New Zealand government institution managing state owned forests

Te Uru Rākau – New Zealand Forest Service is the agency within the Ministry for Primary Industries that is responsible for the New Zealand forestry sector. It is headquartered in Rotorua.

It was re-established in 2018 after previously existing from 1919 to 1987.

==History==
The New Zealand Forest Service was originally established in 1919 as the State Forest Service. The State Forest Service changed its name to the New Zealand Forest Service in 1949, at about the same time that the Forests Act of 1949 passed through Parliament.

The New Zealand Forest Service was responsible for the management of New Zealand's state-owned forests, including forestry, conservation and recreational functions, and was abolished in 1987. The Ministry of Forestry was the government agency responsible for forestry policy until its merger with the Ministry of Agriculture (into the Ministry of Agriculture and Forestry) in 1998. That ministry became part of the Ministry for Primary Industries (MPI) in 2012.

Te Uru Rākau – New Zealand Forest Service was established as a business unit within MPI in May 2018.

== Abolition ==
The New Zealand Forest Service was abolished in 1987.

- Its environmental and conservation functions were taken over by the newly established Department of Conservation.
- The logging operation and associated land was passed into the Forestry Corporation of New Zealand.
- The policy advice, biosecurity functions and remaining Crown forests on leased Māori land passed to the Ministry of Agriculture, later merged into the Ministry for Primary Industries.
- The logging operations and some land was sold, or leased to private logging companies in what were described as Crown Forest licences, under the management of Land Information New Zealand (LINZ).
- The New Zealand Forest Research Institute remained as a new state-owned institute, later re-branded as Scion (Crown Research Institute)
Special Areas
Responsibility for the Crown's production forests on the West Coast operation passed onto Timberlands West Coast Limited in 1990.

===Crown Forests===
In 1987, the New Zealand Forest Service was disbanded and the New Zealand Government began selling Forest assets. The majority of forests were sold between 1990 and 1992, with the SOE Forestry Corporation of New Zealand sold in 1996.

In order to offset against future Waitangi Tribunal Claims the Crown (public/government) retained ownership of the land, and sold a licence to fell the trees to a commercially operated forestry company. These forestry companies operated under what is known as Crown Forest Licences. The Crown Forestry Rental Trust works to
expedite the settlement of Māori claims against the Crown, which involve or could involve Crown forest licensed lands.

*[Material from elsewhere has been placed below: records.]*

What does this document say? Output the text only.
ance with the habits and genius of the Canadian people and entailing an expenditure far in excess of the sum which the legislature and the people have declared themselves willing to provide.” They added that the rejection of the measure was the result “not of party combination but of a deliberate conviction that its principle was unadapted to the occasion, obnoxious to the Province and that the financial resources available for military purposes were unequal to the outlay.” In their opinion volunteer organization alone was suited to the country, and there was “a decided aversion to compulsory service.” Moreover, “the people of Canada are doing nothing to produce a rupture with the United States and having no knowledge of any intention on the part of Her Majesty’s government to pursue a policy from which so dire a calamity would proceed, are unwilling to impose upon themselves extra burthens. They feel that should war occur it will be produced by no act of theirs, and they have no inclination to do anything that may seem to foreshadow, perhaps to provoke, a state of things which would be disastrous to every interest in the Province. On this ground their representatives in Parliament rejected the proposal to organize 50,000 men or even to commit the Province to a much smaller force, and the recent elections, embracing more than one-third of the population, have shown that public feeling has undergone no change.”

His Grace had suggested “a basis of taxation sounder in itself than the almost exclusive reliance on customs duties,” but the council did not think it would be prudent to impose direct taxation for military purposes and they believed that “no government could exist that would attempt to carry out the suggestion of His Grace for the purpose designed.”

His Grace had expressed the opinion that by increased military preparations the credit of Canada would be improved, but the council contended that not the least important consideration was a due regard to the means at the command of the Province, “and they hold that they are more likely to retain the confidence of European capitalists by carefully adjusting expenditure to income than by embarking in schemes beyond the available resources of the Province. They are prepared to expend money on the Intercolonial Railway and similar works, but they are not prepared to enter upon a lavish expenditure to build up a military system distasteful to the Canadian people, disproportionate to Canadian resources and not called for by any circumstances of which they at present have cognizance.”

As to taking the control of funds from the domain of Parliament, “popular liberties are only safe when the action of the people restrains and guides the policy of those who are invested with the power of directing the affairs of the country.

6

===Recreation provisions in Crown Forest Licences===
Crown licensed forests contain limited recreational access, to reflect the historic public access in New Zealand forests and the continued Crown ownership. It is a commonly held belief in New Zealand that all Crown Forests are open to the public for any recreation. The Crown Forest Licences usually only provide for public access for walkers.

Recreational access may be provided for through Section 7, Public Access Easements or Appendices which set out "Continuing Recreational Use" for organisations (clubs) within the control of the Licensee (and with the ability for the licensee to charge for use). In practice, the licensed tree harvesting companies frequently breach these contracts, and LINZ does little or nothing to enforce the licence conditions on behalf of the public, nor rectify these breaches.

Anyone can obtain a copy of a Crown Forest Licence from LINZ. On each licence, Section 6 sets out the conditions for Public Entry.

===Waiuku Forest===
In 1966, the Crown entered into a 100-year mining licence with New Zealand Steel to extract iron sand. Trees are cleared before mining can start so a large area of the forest is not planted and is unavailable for public access. Once mining is complete over an area, mine tailings are re-spread and the area replanted. One of the last remaining Crown Forests, Waiuku offers a wide range of free recreational opportunities to the Auckland, and Waikato communities.

==Relaunch==

The New Zealand Forest Service was relaunched by the Labour–NZ First Coalition Government as Te Uru Rākau on 11 May 2018.